Read full article online

Full Article

Abstract

Cell membranes have many important biological functions such as controlling signal transduction and molecular transport between the inside and outside of cells.a

aThe specification of commercial products in this article is for clarity only and does not constitute endorsement by the National Institute of Standards and Technology.

A greater understanding of the structures and functions of the cell membrane components involved in signal transduction and/or molecular transport could be used to improve the delivery and specificity of pharmaceuticals.

Cell membranes are complex and dynamic structures generally described in terms of the “fluid mosaic” model. Like any theory, the “fluid mosaic” theory is still being refined. One way refinements are being tested is using nanotechnology to assemble biological and/or biomimetic components into membrane mimics to help clarify our understanding of cell membrane processes.

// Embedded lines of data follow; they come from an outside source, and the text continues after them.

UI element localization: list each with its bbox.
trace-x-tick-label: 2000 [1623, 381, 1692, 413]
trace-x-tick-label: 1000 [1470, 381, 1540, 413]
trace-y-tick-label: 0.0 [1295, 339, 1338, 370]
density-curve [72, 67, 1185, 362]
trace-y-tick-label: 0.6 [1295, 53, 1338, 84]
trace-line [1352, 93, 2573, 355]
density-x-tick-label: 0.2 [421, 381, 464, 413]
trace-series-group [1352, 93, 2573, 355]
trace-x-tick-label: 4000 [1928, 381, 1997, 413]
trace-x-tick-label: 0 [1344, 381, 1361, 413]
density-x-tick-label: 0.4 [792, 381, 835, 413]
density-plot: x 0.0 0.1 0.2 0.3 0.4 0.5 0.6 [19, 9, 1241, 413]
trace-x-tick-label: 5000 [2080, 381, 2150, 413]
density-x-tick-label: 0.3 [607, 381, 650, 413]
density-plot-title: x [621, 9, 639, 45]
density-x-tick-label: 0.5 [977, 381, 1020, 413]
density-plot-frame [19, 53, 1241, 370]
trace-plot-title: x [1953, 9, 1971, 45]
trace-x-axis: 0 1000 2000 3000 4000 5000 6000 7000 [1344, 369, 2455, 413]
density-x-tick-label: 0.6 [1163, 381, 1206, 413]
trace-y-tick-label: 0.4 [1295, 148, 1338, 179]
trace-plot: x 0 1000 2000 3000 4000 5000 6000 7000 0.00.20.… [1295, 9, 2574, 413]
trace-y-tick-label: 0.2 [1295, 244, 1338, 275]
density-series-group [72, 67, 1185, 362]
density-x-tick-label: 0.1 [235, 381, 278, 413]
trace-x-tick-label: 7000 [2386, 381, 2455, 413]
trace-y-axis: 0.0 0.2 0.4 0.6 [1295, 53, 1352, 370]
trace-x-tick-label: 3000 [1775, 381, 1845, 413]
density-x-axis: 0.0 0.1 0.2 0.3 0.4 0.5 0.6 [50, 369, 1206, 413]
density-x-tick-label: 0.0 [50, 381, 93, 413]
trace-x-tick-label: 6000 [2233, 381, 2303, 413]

This article describes measurements characterizing a particular mimetic called a hybrid bilayer membrane (HBM). HBMs are surface-supported bilayers composed of a monolayer of alkanethiol, which is tightly bound to the surface through a strong association between sulfur and gold, and a second noncovalently bound monolayer of phospholipid. The nanometer-size scale of the membrane components makes the construction and characterization of these mimetic membranes dependant on sophisticated measurement technologies. Hybrid bilayers are analytically addressable by a wide range of surface analytical techniques such as surface plasmon resonance, impedance analysis, electrochemistry, infrared spectroscopy, atomic force microscopy, ellipsometry, and neutron reflectivity. While information from the spontaneously formed hybrid bilayers can be cross-referenced between different independent experiments, it is often desirable to obtain as much information as possible from a single technique. This article reviews the different types of information that can be obtained by using infrared spectroscopy to study the interfacial structures of hybrid bilayer membranes.